Limiting distribution of $X_n1(|X_n|\le 1-\frac{1}{n})+n1(|X_n|>1-\frac{1}{n})$ if $X_n\sim Unif(-1,1)$ and are iid.
From looking at the term, if $n$ goes to infinity, then $Y_n$ would be $X_n$ so it should have the same distribution as $X_n$.
$\displaystyle\psi_{Y_n}(t)=E[e^{itY_n}]=E[e^{itX_n1(|X_n\le 1-\frac{1}{n})}]E[e^{itn1(|X_n|>1-\frac{1}{n})}]=\left(\int_{-1+1/n}^{1-1/n}e^{itx}\frac{1}{2}dx\right)\left(\int_{-1}^{-1+1/n}e^{itn}\frac{1}{2}dx+\int_{1-1/n}^1\frac{1}{2}e^{itn}dx\right)=\frac{\exp{(it(1-\frac{1}{n}+n))}+\exp(-it(1-\frac{1}{n}-n)}{2itn}$
So I get $Y_n\sim Unif(1-\frac{1}{n}-n, 1-\frac{1}{n}+n)$
My problem is as $n\rightarrow\infty$, this characteristic function doesn't converge, instead it diverges to infinity.
Assuming that you mean $$Y_n=X_n1(|X_n|\le 1-\tfrac{1}{n})+n1(|X_n|>1-\tfrac{1}{n}),$$ one certainly does not get that $Y_n\sim\mathrm{Unif}(1-\frac{1}{n}-n, 1-\frac{1}{n}+n)$. Rather, your own computations yield $$ \psi_{Y_n}(t)=\frac1t\sin(a_nt)+\frac1n\mathrm e^{\mathrm itn},\qquad a_n=1-\frac1n. $$ When $n\to\infty$, $a_n\to1$ and $\frac1n\to0$, hence $$ \lim_{n\to\infty}\psi_{Y_n}(t)=\frac{\sin(t)}{t}=\psi_Y(t), $$ where $Y\sim\mathrm{Unif}(-1,1)$ and the conclusion follows.

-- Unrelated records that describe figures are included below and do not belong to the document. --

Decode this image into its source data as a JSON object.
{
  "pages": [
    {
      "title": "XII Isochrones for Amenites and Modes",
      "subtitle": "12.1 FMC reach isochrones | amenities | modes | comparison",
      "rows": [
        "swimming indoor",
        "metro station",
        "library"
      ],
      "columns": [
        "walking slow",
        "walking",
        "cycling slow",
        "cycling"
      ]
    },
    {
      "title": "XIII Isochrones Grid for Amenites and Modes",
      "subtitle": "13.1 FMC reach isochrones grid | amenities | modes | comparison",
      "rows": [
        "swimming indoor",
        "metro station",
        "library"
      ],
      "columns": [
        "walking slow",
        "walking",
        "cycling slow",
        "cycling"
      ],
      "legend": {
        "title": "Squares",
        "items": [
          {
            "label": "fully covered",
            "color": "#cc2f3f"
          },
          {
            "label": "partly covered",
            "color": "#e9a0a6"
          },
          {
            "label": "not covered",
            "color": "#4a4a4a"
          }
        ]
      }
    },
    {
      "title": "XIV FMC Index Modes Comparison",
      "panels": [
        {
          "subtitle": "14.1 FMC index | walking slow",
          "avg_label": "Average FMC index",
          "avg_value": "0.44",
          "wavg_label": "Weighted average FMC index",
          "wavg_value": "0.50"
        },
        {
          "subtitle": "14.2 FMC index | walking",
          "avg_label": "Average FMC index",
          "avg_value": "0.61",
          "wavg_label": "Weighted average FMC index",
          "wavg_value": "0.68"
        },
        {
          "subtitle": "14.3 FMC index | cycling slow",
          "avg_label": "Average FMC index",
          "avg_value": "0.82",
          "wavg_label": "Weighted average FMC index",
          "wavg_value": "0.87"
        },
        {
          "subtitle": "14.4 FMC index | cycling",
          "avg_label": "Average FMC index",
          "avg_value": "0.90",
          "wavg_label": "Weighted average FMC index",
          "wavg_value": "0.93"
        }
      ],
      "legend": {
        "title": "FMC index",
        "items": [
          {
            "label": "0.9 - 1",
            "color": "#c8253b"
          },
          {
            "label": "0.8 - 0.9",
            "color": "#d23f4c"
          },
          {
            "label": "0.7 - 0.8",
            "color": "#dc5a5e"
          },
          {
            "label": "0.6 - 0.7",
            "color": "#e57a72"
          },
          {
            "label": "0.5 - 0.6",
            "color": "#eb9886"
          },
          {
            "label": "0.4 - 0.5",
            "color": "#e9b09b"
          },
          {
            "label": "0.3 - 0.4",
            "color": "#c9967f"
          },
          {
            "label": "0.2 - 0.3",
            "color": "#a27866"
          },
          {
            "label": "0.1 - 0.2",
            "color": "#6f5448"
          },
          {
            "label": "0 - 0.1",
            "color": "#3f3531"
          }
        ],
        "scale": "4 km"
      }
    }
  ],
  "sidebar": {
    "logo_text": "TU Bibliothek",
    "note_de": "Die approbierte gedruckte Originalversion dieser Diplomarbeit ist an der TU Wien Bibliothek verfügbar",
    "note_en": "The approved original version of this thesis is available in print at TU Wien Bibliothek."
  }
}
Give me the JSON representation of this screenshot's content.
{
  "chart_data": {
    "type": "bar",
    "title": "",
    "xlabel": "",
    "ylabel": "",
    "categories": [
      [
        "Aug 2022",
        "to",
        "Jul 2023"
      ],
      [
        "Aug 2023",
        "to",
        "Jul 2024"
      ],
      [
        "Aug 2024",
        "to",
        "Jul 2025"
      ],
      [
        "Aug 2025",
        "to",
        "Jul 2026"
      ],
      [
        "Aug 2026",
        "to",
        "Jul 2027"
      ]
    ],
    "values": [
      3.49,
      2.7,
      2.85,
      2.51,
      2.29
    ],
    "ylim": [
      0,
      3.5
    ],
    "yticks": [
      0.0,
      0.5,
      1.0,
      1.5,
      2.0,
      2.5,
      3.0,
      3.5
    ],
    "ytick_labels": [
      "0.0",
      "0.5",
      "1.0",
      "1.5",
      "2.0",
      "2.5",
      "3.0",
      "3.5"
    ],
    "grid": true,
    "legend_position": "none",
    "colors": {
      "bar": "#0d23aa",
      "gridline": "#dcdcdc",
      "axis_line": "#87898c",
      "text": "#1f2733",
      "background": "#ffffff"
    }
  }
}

As was to be expected, the independence property is irrelevant.
Edit: More direct arguments exist (but the one above follows yours as much as possible). For example, consider some random variable $X\sim\mathrm{Unif}(-1,1)$, then $Y_n$ coincides in distribution with $$ Z_n=X1(|X|\le 1-\tfrac{1}{n})+n1(|X|>1-\tfrac{1}{n}). $$ Since $Z_n\to X$ almost surely, $Z_n\to X$ in distribution, hence $Y_n\to X$ in distribution.